John rubbed his face into the towel and nodded. “We’ll get through this. Your wife is coming and once we’re together, it will be better.”
“Yeah, if only I could think of a way for us to move Sharon. She’s not going to last, not in these circumstances.”
John stepped close and gripped his forearm. “You’re a smart man. I can see that. Does your brain normally take a vacation? You typically suffer from the disease I call ‘being a moron?’”
Paul smiled and said, “No, I do okay.”
“I bet you do. You’re doing a good job here, Paul, and don’t let anyone tell you otherwise. You read?”
“Loud and clear.”
“Good. Then hurry up and get us out of here.”
Heather
Heather could surprise herself, although not often. Generous helpings of self-reflection and relentless criticism were soaked into her bones. Telling yourself, “good try,” didn’t get you the best marks in class. Twenty minutes of practice didn’t get you a starting position on the basketball team. And taking your foot off the gas didn’t make your parents love you.
Almost kissing Matt Cutler was a surprise. Not that she had a type exactly, but Matt wouldn’t normally be the sort of guy to hold her attention. His looks were unremarkable. Not unattractive, just unnoticeable. He had a talent for shrinking into himself, holding his shoulders close and hunchi
ng low to fade into the background. But she liked him. He was sweet and soft and kind. There didn’t seem to be any upside associated with drilling too deeply into what happened. Besides, kissing was nice. Nothing more complicated than that.

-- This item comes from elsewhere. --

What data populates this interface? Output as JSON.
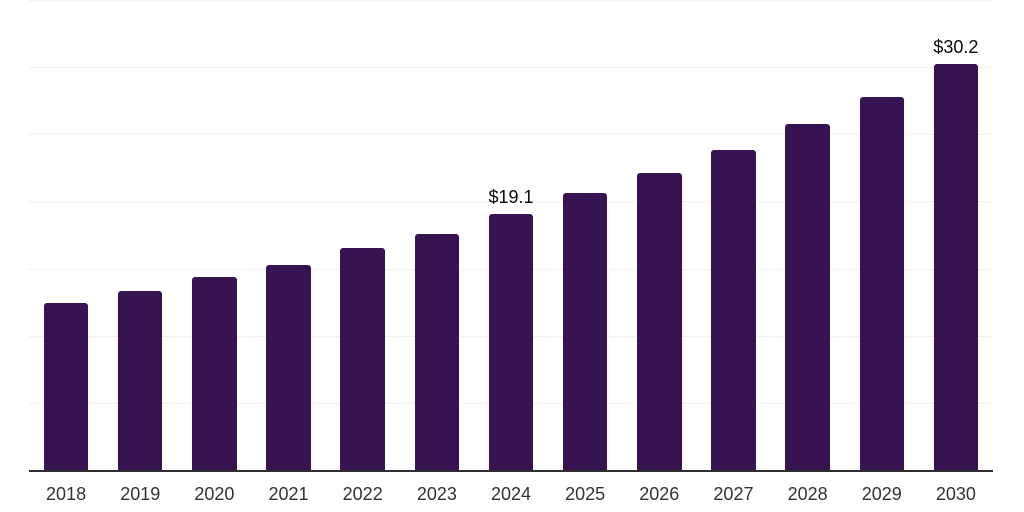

Abby stared out the window with her elbow rested on the sill, her stuffed animal Fuzzy Bear tucked under her arm. The sun sat high in the sky. She was on ‘box duty’, a task she assigned herself to. Throughout the day, the box inched closer and Abby wanted to figure out how. Matt curled up in the corner, trying to puzzle out ideas to get them out of here. The Cutlers were built smart, no question, but this wasn’t a situation where raw brains would work.
Heather’s focus was split across her parents and Liz. All three in different places and all tearing at her attention. She preferred to concentrate on Liz, the situation with her own Mom was too terrifying to deal with and her dad seemed to have things under control, with his house tunnel excavation plan. The physical work would keep him happy, so she put him on lower priority.
Outside, she counted four aliens at the roof line, content to hover forever and keep them prisoner. Earlier, she wondered how many there were, and Matt launched into a complicated answer about geographical patterns and extrapolation mechanics, before providing an alarmingly high number. Why were they even here? Why keep them hostage? Why float in the sky, ignoring them, unless they went outside? And what the hell was with the alarms?
Thinking about the time, she checked her watch. Four hours since the last alarm. Never less than two, never more than six.
“Could be any minute now,” she said. Abby gave a shuddering sigh that tore at Heather’s heart. They had given her the ear plugs and Abby stuffed them in before burrowing into the beanbag chair. Matt closed his eyes so tight that his face scrunched in on itself and he also covered his head. Heather pressed her palms against her ears and waited.